Friday, January 1, 2010

Dave Barry

"WHY DON’T MEN LISTEN TO WOMEN? They do listen. But they listen for specific information. Men are problem-solvers. They are doers. When you talk to them, they are listening to determine (a) what the problem is, and what they need to do about it, so that they can resume watching ESPN. When they have the information they need, they stop listening."

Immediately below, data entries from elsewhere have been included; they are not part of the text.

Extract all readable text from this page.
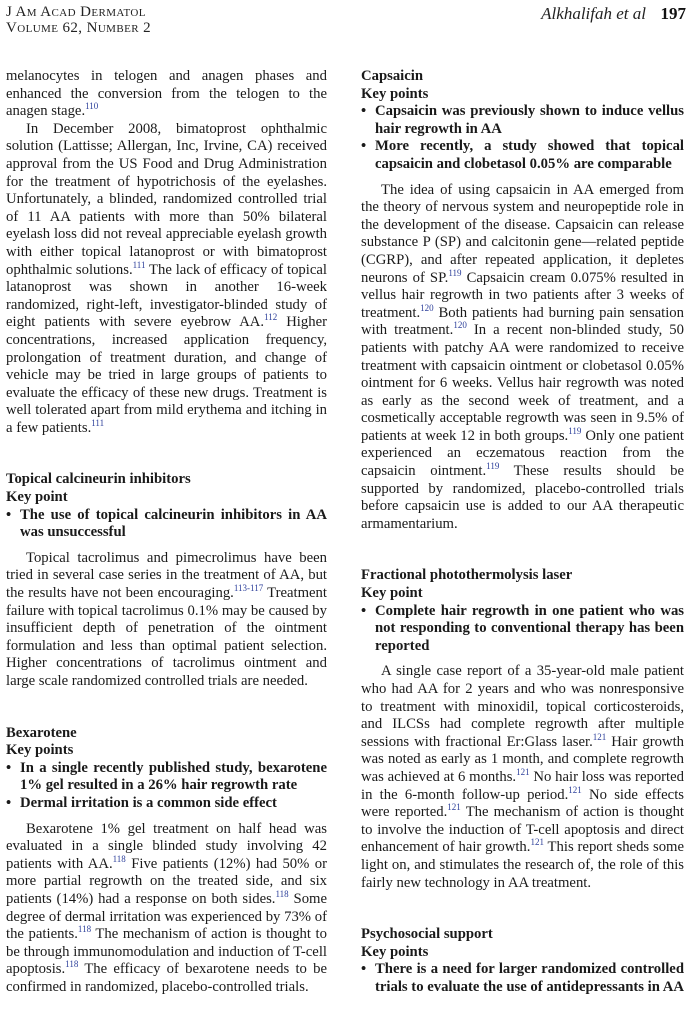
J Am Acad Dermatol
Volume 62, Number 2
Alkhalifah et al 197

melanocytes in telogen and anagen phases and enhanced the conversion from the telogen to the anagen stage.$^{110}$

In December 2008, bimatoprost ophthalmic solution (Lattisse; Allergan, Inc, Irvine, CA) received approval from the US Food and Drug Administration for the treatment of hypotrichosis of the eyelashes. Unfortunately, a blinded, randomized controlled trial of 11 AA patients with more than 50% bilateral eyelash loss did not reveal appreciable eyelash growth with either topical latanoprost or with bimatoprost ophthalmic solutions.$^{111}$ The lack of efficacy of topical latanoprost was shown in another 16-week randomized, right-left, investigator-blinded study of eight patients with severe eyebrow AA.$^{112}$ Higher concentrations, increased application frequency, prolongation of treatment duration, and change of vehicle may be tried in large groups of patients to evaluate the efficacy of these new drugs. Treatment is well tolerated apart from mild erythema and itching in a few patients.$^{111}$

Topical calcineurin inhibitors
Key point
• The use of topical calcineurin inhibitors in AA was unsuccessful

Topical tacrolimus and pimecrolimus have been tried in several case series in the treatment of AA, but the results have not been encouraging.$^{113-117}$ Treatment failure with topical tacrolimus 0.1% may be caused by insufficient depth of penetration of the ointment formulation and less than optimal patient selection. Higher concentrations of tacrolimus ointment and large scale randomized controlled trials are needed.

Bexarotene
Key points
• In a single recently published study, bexarotene 1% gel resulted in a 26% hair regrowth rate
• Dermal irritation is a common side effect

Bexarotene 1% gel treatment on half head was evaluated in a single blinded study involving 42 patients with AA.$^{118}$ Five patients (12%) had 50% or more partial regrowth on the treated side, and six patients (14%) had a response on both sides.$^{118}$ Some degree of dermal irritation was experienced by 73% of the patients.$^{118}$ The mechanism of action is thought to be through immunomodulation and induction of T-cell apoptosis.$^{118}$ The efficacy of bexarotene needs to be confirmed in randomized, placebo-controlled trials.

Capsaicin
Key points
• Capsaicin was previously shown to induce vellus hair regrowth in AA
• More recently, a study showed that topical capsaicin and clobetasol 0.05% are comparable

The idea of using capsaicin in AA emerged from the theory of nervous system and neuropeptide role in the development of the disease. Capsaicin can release substance P (SP) and calcitonin gene—related peptide (CGRP), and after repeated application, it depletes neurons of SP.$^{119}$ Capsaicin cream 0.075% resulted in vellus hair regrowth in two patients after 3 weeks of treatment.$^{120}$ Both patients had burning pain sensation with treatment.$^{120}$ In a recent non-blinded study, 50 patients with patchy AA were randomized to receive treatment with capsaicin ointment or clobetasol 0.05% ointment for 6 weeks. Vellus hair regrowth was noted as early as the second week of treatment, and a cosmetically acceptable regrowth was seen in 9.5% of patients at week 12 in both groups.$^{119}$ Only one patient experienced an eczematous reaction from the capsaicin ointment.$^{119}$ These results should be supported by randomized, placebo-controlled trials before capsaicin use is added to our AA therapeutic armamentarium.

Fractional photothermolysis laser
Key point
• Complete hair regrowth in one patient who was not responding to conventional therapy has been reported

A single case report of a 35-year-old male patient who had AA for 2 years and who was nonresponsive to treatment with minoxidil, topical corticosteroids, and ILCSs had complete regrowth after multiple sessions with fractional Er:Glass laser.$^{121}$ Hair growth was noted as early as 1 month, and complete regrowth was achieved at 6 months.$^{121}$ No hair loss was reported in the 6-month follow-up period.$^{121}$ No side effects were reported.$^{121}$ The mechanism of action is thought to involve the induction of T-cell apoptosis and direct enhancement of hair growth.$^{121}$ This report sheds some light on, and stimulates the research of, the role of this fairly new technology in AA treatment.

Psychosocial support
Key points
• There is a need for larger randomized controlled trials to evaluate the use of antidepressants in AA
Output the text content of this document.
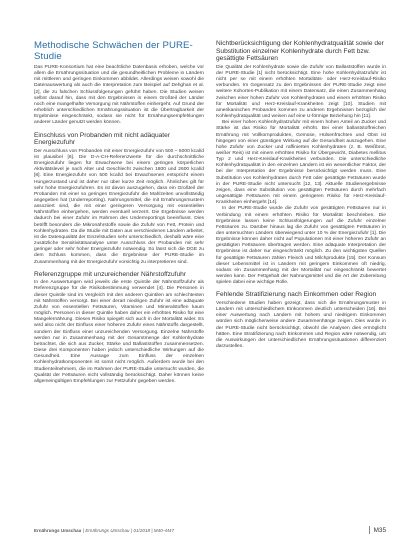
Methodische Schwächen der PURE-Studie

Das PURE-Konsortium hat eine beachtliche Datenbasis erhoben, welche vor allem die Ernährungssituation und die gesundheitlichen Probleme in Ländern mit mittleren und geringen Einkommen abbildet. Allerdings weisen sowohl die Datenauswertung als auch die Interpretation zum Beispiel auf Dehghan et al. [2], die zu falschen Schlussfolgerungen geführt haben. Die Studien weisen selbst darauf hin, dass mit den Ergebnissen in einem Großteil der Länder noch eine mangelhafte Versorgung mit Nährstoffen einhergeht. Auf Grund der erheblich unterschiedlichen Ernährungssituation ist die Übertragbarkeit der Ergebnisse eingeschränkt, sodass sie nicht für Ernährungsempfehlungen anderer Länder genutzt werden können.

Einschluss von Probanden mit nicht adäquater Energiezufuhr

Der Ausschluss von Probanden mit einer Energiezufuhr von 500 – 5000 kcal/d ist plausibel [6]. Die D-A-CH-Referenzwerte für die durchschnittliche Energiezufuhr liegen für Erwachsene bei einem geringen körperlichen Aktivitätslevel je nach Alter und Geschlecht zwischen 1800 und 2600 kcal/d [8]. Eine Energiezufuhr von 500 kcal/d bei Erwachsenen entspricht einem Hungerzustand und ist daher nur über kurze Zeit möglich. Ähnliches gilt für sehr hohe Energiezufuhren. Es ist davon auszugehen, dass ein Großteil der Probanden mit einer so geringen Energiezufuhr die Mahlzeiten unvollständig angegeben hat (Underreporting). Nahrungsmittel, die mit Ernährungsmustern assoziiert sind, die mit einer geringeren Versorgung mit essentiellen Nährstoffen einhergehen, werden eventuell verzerrt. Die Ergebnisse werden dadurch bei einer Zufuhr im Rahmen des Underreportings beeinflusst. Dies betrifft besonders die Mikronährstoffe sowie die Zufuhr von Fett, Protein und Kohlenhydraten. Da die Studie mit Daten aus verschiedenen Ländern arbeitet, ist die Datenqualität der Einzelstudien sehr unterschiedlich, deshalb wäre eine zusätzliche Sensitivitätsanalyse unter Ausschluss der Probanden mit sehr geringer oder sehr hoher Energiezufuhr notwendig. So lässt sich die DGE zu dem Schluss kommen, dass die Ergebnisse der PURE-Studie im Zusammenhang mit der Energiezufuhr vorsichtig zu interpretieren sind.

Referenzgruppe mit unzureichender Nährstoffzufuhr

In den Auswertungen wird jeweils die erste Quintile der Nährstoffzufuhr als Referenzgruppe für die Risikobestimmung verwendet [4]. Die Personen in dieser Quintile sind im Vergleich mit den anderen Quintilen am schlechtesten mit Nährstoffen versorgt. Bei einer derart niedrigen Zufuhr ist eine adäquate Zufuhr von essentiellen Fettsäuren, Vitaminen und Mineralstoffen kaum möglich. Personen in dieser Quintile haben daher ein erhöhtes Risiko für eine Mangelernährung. Dieses Risiko spiegelt sich auch in der Mortalität wider. Es wird also nicht der Einfluss einer höheren Zufuhr eines Nährstoffs dargestellt, sondern der Einfluss einer unzureichenden Versorgung. Einzelne Nährstoffe werden nur in Zusammenhang mit der Gesamtmenge der Kohlenhydrate betrachtet, die sich aus Zucker, Stärke und Ballaststoffen zusammensetzen. Diese drei Komponenten haben jedoch unterschiedliche Wirkungen auf die Gesundheit. Eine Aussage zum Einfluss der einzelnen Kohlenhydratkomponenten ist somit nicht möglich. Außerdem wurde bei den Studienteilnehmern, die im Rahmen der PURE-Studie untersucht wurden, die Qualität der Fettsäuren nicht vollständig berücksichtigt. Daher können keine allgemeingültigen Empfehlungen zur Fettzufuhr gegeben werden.

Nichtberücksichtigung der Kohlenhydratqualität sowie der Substitution einzelner Kohlenhydrate durch Fett bzw. gesättigte Fettsäuren

Die Qualität der Kohlenhydrate sowie die Zufuhr von Ballaststoffen wurde in der PURE-Studie [1] nicht berücksichtigt. Eine hohe Kohlenhydratzufuhr ist nicht per se mit einem erhöhten Mortalitäts- oder Herz-Kreislauf-Risiko verbunden. Im Gegensatz zu den Ergebnissen der PURE-Studie zeigt eine weitere Kohorten-Publikation mit einem Datensatz, die einen Zusammenhang zwischen einer hohen Zufuhr von Kohlenhydraten und einem erhöhten Risiko für Mortalität und Herz-Kreislauf-Krankheiten zeigt [10]. Studien mit amerikanischen Probanden kommen zu anderen Ergebnissen bezüglich der Kohlenhydratqualität und weisen auf eine U-förmige Beziehung hin [11].

Bei einer hohen Kohlenhydratzufuhr mit einem hohen Anteil an Zucker und Stärke ist das Risiko für Mortalität erhöht. Bei einer ballaststoffreichen Ernährung mit Vollkornprodukten, Gemüse, Hülsenfrüchten und Obst ist hingegen von einer günstigen Wirkung auf die Gesundheit auszugehen. Eine hohe Zufuhr von Zucker und raffinierten Kohlenhydraten (z. B. Weißbrot, weißer Reis) ist mit einem erhöhten Risiko für Übergewicht, Diabetes mellitus Typ 2 und Herz-Kreislauf-Krankheiten verbunden. Die unterschiedliche Kohlenhydratqualität in den einzelnen Ländern ist ein wesentlicher Faktor, der bei der Interpretation der Ergebnisse berücksichtigt werden muss. Eine Substitution von Kohlenhydraten durch Fett oder gesättigte Fettsäuren wurde in der PURE-Studie nicht untersucht [12, 13]. Aktuelle Studienergebnisse zeigen, dass eine Substitution von gesättigten Fettsäuren durch mehrfach ungesättigte Fettsäuren mit einem geringeren Risiko für Herz-Kreislauf-Krankheiten einhergeht [14].

In der PURE-Studie wurde die Zufuhr von gesättigten Fettsäuren nur in Verbindung mit einem erhöhten Risiko für Mortalität beschrieben. Die Ergebnisse lassen keine Schlussfolgerungen auf die Zufuhr einzelner Fettsäuren zu. Darüber hinaus lag die Zufuhr von gesättigten Fettsäuren in den untersuchten Ländern überwiegend unter 10 % der Energiezufuhr [1]. Die Ergebnisse können daher nicht auf Populationen mit einer höheren Zufuhr an gesättigten Fettsäuren übertragen werden. Eine adäquate Interpretation der Ergebnisse ist daher nur eingeschränkt möglich. Zu den wichtigsten Quellen für gesättigte Fettsäuren zählen Fleisch und Milchprodukte [15]. Der Konsum dieser Lebensmittel ist in Ländern mit geringem Einkommen oft niedrig, sodass ein Zusammenhang mit der Mortalität nur eingeschränkt bewertet werden kann. Der Fettgehalt der Nahrungsmittel und die Art der Zubereitung spielen dabei eine wichtige Rolle.

Fehlende Stratifizierung nach Einkommen oder Region

Verschiedene Studien haben gezeigt, dass sich die Ernährungsmuster in Ländern mit unterschiedlichem Einkommen deutlich unterscheiden [16]. Bei einer Auswertung nach Ländern mit hohem und niedrigem Einkommen würden sich möglicherweise andere Zusammenhänge zeigen. Dies wurde in der PURE-Studie nicht berücksichtigt, obwohl die Analysen dies ermöglicht hätten. Eine Stratifizierung nach Einkommen und Region wäre notwendig, um die Auswirkungen der unterschiedlichen Ernährungssituationen differenziert darzustellen.

Ernährungs Umschau | Ernährungs Umschau | 01/2018 | M40–M47	M35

"In the early phases of your relationship with a man, he listens to you a lot, because he is trying to solve a very important problem, namely, getting you to have sex with him. No matter what you talk about—your work, your friends, the fruit flies of the Ryukyu Islands—the man will pay close attention, because you might give him a clue indicating how he can get you to become naked. Once he has solved this problem, he becomes more selective in his listening."
"He will be most alert when you talk about a specific, clearly defined problem, because he can then use his reasoning skills to come up with a solution. For example, if you tell him that the car motor is making a funny noise, he will listen intently, then determine what he needs to do, namely, wait for a few days, in case it goes away."

"If there were no alcohol, there would be no straight white men dancing at weddings."
"Here’s a simple and fun experiment: Select, at random, a man who has one or more daughters. Place a gun to this man’s head and tell him he must do one of two things: 1. Have his prostate examined by a scorpion. 2. Attend a dance recital. He’s going scorpion. Yes, he knows it will be unpleasant. But he also knows that eventually it will end. This is not necessarily true of the dance recital."


"I’m a big believer in anesthesia. I think it should be used for every medical procedure, including routine physicals. I’d like to be knocked out while I was still in the doctor’s waiting room and not regain consciousness until everything is over, ideally in my car, with no memory whatsoever of what happened." "But the point is that you definitely want anesthesia for your vasectomy. Tell your doctor you want the Full Coward Package. Tell him you don’t necessarily want to wake up during the same month as your procedure."

"Chess: This is another game where you should be able to establish your dominance. Do not let the dog go first."

" Why do men feel that they must know what’s on every TV channel all the time? Back in prehistoric times, when men had to protect their loved ones by peeing standing up, they also were responsible for feeding their families by hunting. This meant they had to be constantly scanning the environment, always searching for prey.     Q. So you’re saying that when men change channels, they’re looking for prey? A. No, breasts."